From: Brian Foster <bfoster@redhat.com>
To: Zhihao Cheng <chengzhihao1@huawei.com>
Cc: ebiederm@xmission.com, willy@infradead.org, bhe@redhat.com,
akpm@linux-foundation.org, kaleshsingh@google.com,
linux-kernel@vger.kernel.org, linux-fsdevel@vger.kernel.org,
yukuai3@huawei.com
Subject: Re: [PATCH v5] proc: Fix a dentry lock race between release_task and lookup
Date: Thu, 14 Jul 2022 08:01:15 -0400 [thread overview]
Message-ID: <YtAFix81eUBjzgGN@bfoster> (raw)
In-Reply-To: <20220713130029.4133533-1-chengzhihao1@huawei.com>
On Wed, Jul 13, 2022 at 09:00:29PM +0800, Zhihao Cheng wrote:
> Commit 7bc3e6e55acf06 ("proc: Use a list of inodes to flush from proc")
> moved proc_flush_task() behind __exit_signal().

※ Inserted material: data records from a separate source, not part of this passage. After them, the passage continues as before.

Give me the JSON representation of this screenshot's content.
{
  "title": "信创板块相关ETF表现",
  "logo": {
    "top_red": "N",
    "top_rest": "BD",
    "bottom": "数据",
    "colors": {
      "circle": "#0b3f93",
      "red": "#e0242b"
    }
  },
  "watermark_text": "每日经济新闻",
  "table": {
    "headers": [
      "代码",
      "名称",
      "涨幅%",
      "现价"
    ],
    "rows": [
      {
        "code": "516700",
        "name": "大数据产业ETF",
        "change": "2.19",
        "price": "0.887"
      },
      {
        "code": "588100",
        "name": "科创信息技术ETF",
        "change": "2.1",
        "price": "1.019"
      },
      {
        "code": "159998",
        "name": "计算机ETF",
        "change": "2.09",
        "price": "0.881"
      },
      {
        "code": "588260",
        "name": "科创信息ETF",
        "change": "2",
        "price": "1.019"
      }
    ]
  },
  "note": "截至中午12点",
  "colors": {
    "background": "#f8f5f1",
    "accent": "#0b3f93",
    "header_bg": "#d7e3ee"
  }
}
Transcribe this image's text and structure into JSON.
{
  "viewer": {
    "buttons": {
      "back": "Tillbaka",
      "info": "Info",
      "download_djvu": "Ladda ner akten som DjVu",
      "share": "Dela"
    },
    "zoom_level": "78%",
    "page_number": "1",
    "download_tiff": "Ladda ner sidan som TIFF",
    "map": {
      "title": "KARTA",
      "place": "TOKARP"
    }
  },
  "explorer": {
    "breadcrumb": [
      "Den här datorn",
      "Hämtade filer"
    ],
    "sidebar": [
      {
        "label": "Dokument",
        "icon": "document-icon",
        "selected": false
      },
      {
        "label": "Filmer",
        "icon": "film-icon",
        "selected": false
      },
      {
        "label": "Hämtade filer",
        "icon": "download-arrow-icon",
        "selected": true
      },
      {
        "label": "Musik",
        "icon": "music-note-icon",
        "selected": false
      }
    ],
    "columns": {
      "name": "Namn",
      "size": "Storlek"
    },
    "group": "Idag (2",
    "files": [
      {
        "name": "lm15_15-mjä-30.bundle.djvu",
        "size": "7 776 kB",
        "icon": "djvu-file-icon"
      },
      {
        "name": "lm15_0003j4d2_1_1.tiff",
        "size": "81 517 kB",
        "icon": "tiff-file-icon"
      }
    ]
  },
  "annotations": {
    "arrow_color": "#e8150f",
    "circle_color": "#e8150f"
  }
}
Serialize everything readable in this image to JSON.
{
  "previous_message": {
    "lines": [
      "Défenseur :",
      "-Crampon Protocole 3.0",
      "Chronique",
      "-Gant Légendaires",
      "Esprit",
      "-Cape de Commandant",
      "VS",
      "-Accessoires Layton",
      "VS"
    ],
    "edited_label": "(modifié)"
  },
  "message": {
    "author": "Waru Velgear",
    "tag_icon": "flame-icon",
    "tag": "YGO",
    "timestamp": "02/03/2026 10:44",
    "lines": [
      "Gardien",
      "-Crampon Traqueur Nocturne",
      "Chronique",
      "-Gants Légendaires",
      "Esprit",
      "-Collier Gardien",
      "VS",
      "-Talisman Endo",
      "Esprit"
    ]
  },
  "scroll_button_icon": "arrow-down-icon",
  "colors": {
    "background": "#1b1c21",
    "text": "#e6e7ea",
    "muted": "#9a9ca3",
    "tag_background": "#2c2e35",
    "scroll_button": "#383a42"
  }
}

Then, process systemd
> can take long period high cpu usage during releasing task in following
> concurrent processes:
>
> systemd ps
> kernel_waitid stat(/proc/tgid)
> do_wait filename_lookup
> wait_consider_task lookup_fast
> release_task
> __exit_signal
> __unhash_process
> detach_pid
> __change_pid // remove task->pid_links
> d_revalidate -> pid_revalidate // 0
> d_invalidate(/proc/tgid)
> shrink_dcache_parent(/proc/tgid)
> d_walk(/proc/tgid)
> spin_lock_nested(/proc/tgid/fd)
> // iterating opened fd
> proc_flush_pid |
> d_invalidate (/proc/tgid/fd) |
> shrink_dcache_parent(/proc/tgid/fd) |
> shrink_dentry_list(subdirs) ↓
> shrink_lock_dentry(/proc/tgid/fd) --> race on dentry lock
>
> Function d_invalidate() will remove dentry from hash firstly, but why does
> proc_flush_pid() process dentry '/proc/tgid/fd' before dentry '/proc/tgid'?
> That's because proc_pid_make_inode() adds proc inode in reverse order by
> invoking hlist_add_head_rcu(). But proc should not add any inodes under
> '/proc/tgid' except '/proc/tgid/task/pid', fix it by adding inode into
> 'pid->inodes' only if the inode is /proc/tgid or /proc/tgid/task/pid.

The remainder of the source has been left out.